Thoughts on In Memory Databases edit

2017-09-08 In Memory Databases Peter

So this week has been a bit of a mess, with late posts and no technology summaries. My apologies - I’m going to blame technology issues, and promise that it won’t happen again (even though it undoubtedly will).

Anyway, this week I’ve been looking at In Memory Databases, and I’ll warn you in advance that there’s going to be heavy use of quotes around “in memory”…

I guess my first thought is that this probably isn’t a technology category in it’s own right - all the technologies on the technology category page (here if you missed the link in the paragraph above) are in memory versions of other technology categories - primarily relational databases, NoSQL key value stores and Hadoop compatible filesystems. So, don’t be surprised at some point if this technology category disappears as all the technologies on it get added to other technology category pages.

So, why go “in memory”? Well, the short and simple answer is speed - memory is faster than SSDs which in turn is faster than disks, and if all your data is in memory, you’re going to be able to execute queries and return data an order of magnitude faster than if you were having to pull it off disk. But having an “in memory” database doesn’t mean that you don’t want your data persisted (in almost all use cases you do), and so even “in memory” databases need to support durable writes of new data to disk and restoration of state on startup. And so the conceptual difference between “on disk” and “in memory” databases is all about when and how much data is loaded from disk into memory - for “in memory” databases it’s all data on startup and sod the memory usage, for “on disk” databases it’s just enough data when required and we’ll be frugal with your memory sir. But this distinction has pretty significant architectural implications - just sticking a RAM disk underneath an “on disk” database, or throwing more memory at it, tends to have limited benefit - the entire data access path needs to change to reflect the fact the data is in memory rather than on disk (and doesn’t need to be fetched dynamically into memory when required for starters).
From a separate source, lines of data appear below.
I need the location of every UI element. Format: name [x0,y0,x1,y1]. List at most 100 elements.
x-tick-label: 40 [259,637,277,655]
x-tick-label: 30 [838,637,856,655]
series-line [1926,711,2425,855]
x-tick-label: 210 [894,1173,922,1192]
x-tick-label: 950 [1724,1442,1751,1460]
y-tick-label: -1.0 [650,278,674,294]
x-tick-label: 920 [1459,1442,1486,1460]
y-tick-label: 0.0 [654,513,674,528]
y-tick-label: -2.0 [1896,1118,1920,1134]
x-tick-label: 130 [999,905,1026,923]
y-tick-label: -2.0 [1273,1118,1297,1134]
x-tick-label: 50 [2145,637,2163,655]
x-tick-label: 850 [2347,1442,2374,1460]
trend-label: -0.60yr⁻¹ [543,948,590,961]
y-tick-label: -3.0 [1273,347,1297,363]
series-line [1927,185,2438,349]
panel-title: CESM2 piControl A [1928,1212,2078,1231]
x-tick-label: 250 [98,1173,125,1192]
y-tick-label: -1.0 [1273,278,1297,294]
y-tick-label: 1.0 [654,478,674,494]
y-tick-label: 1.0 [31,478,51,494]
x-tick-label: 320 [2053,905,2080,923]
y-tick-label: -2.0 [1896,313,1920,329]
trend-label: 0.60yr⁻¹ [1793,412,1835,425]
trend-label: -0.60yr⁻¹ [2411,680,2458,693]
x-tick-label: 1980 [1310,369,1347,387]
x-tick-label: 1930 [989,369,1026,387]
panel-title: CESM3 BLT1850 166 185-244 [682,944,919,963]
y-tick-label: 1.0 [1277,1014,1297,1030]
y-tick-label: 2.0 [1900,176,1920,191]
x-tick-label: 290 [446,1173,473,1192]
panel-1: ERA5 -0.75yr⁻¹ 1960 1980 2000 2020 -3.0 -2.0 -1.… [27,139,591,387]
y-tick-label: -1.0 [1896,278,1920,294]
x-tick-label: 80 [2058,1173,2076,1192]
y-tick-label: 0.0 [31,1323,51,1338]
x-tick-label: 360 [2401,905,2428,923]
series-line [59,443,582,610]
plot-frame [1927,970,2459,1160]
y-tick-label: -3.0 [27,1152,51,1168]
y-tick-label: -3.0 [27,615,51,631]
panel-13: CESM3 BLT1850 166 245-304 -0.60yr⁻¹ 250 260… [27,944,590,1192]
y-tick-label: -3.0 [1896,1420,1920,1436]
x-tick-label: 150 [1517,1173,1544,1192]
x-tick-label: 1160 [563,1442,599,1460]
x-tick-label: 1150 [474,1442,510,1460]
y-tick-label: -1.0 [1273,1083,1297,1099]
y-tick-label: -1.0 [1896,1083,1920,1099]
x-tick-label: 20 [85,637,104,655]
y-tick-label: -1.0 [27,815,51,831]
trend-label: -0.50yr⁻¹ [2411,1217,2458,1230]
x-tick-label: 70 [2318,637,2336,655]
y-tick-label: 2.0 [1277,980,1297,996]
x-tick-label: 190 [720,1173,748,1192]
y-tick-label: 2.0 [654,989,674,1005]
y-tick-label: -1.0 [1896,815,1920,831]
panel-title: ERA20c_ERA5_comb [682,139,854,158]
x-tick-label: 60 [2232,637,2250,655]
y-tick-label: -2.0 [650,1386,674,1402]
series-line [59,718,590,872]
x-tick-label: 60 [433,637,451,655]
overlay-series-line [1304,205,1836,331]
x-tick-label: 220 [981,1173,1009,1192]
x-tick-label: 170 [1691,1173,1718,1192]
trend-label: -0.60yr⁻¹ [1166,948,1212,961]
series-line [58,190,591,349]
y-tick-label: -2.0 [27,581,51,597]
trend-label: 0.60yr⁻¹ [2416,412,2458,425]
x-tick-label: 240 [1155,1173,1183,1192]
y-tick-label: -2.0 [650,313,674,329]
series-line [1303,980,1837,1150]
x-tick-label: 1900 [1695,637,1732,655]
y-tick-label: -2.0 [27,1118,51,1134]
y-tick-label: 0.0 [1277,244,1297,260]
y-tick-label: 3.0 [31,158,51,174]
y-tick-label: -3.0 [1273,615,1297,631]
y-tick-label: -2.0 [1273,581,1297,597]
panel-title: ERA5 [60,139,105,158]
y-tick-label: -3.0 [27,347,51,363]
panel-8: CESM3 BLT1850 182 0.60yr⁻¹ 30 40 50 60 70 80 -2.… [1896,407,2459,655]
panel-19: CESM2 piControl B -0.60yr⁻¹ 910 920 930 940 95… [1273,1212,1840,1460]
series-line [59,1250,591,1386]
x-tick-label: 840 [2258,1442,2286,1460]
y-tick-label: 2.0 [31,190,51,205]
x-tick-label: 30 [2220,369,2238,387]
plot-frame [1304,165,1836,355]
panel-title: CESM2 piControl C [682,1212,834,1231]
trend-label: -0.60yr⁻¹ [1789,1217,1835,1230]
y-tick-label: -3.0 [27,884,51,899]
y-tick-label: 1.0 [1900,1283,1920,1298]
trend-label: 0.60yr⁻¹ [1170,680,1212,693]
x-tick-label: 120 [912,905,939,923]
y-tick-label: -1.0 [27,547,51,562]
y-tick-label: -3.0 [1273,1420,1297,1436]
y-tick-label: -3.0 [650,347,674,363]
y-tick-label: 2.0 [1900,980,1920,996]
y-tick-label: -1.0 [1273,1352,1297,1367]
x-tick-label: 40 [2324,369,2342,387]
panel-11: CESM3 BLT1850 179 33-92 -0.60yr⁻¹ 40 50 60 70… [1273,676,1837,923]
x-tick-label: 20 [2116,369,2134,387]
First up were the in memory caches (memcached, Redis and the like), simple key value data stores that allowed applications to cache the results of queries or operations or hold state, with their simplicity supporting robust high performance data stores. They’ve now been given fancy names (like data grids), but at the moment I’m not entirely convinced of the use case for these within an analytics ecosystem so am not proposing to create a technology category page for them, but I look forward to being corrected and educated.

The big technologies for us that have started moving to “in memory” are relational SQL databases. All the big enterprise vendors are investing in this space, allowing entire tables to be permanently cached into memory, and making much better use of any memory available., but the technologies that are probably more interesting are the new specialist “in memory” technologies. There’s a range of these listed on the technology page, but there’s a couple I want to call out.

Firstly, there are a some (GridGain/Apache Ignite and Oracle Times Ten for starters) that can use other relational databases for their backing storage (a range for Ignite, Oracle for Time Tens), meaning that can be used as a drop in cache between your application and your “on disk” database, providing performance improvements without significant application changes.

The others are MapD and Kinetica - not only do these run in memory but they can also exploit GPUs for even further acceleration. If you’re really looking at pushing the boundaries of relational database performance, this would be a fascinating place to start.

And finally we get to the Hadoop compatible / distributed parallel “in memory” filesystems - same principle, different use case. There are two technologies in this space - Alluxio and GridGain/Apache Ignite. Alluxio is focused on filesystems, supporting a FUSE driver (allowing an in memory filesystem to be mounted in Linux) as well as Hadoop compatibility, with the ability to tier data onto a range of different persistent storage technologies, allowing it to support larger filesystems that will fit in memory. Ignite seems to be the Swiss Army knife in the in memory space, supporting key value, SQL and filesystem APIs (amongst a raft of other capabilities).

Right - I’ve had enough of this week. See you on Monday for a fresh start.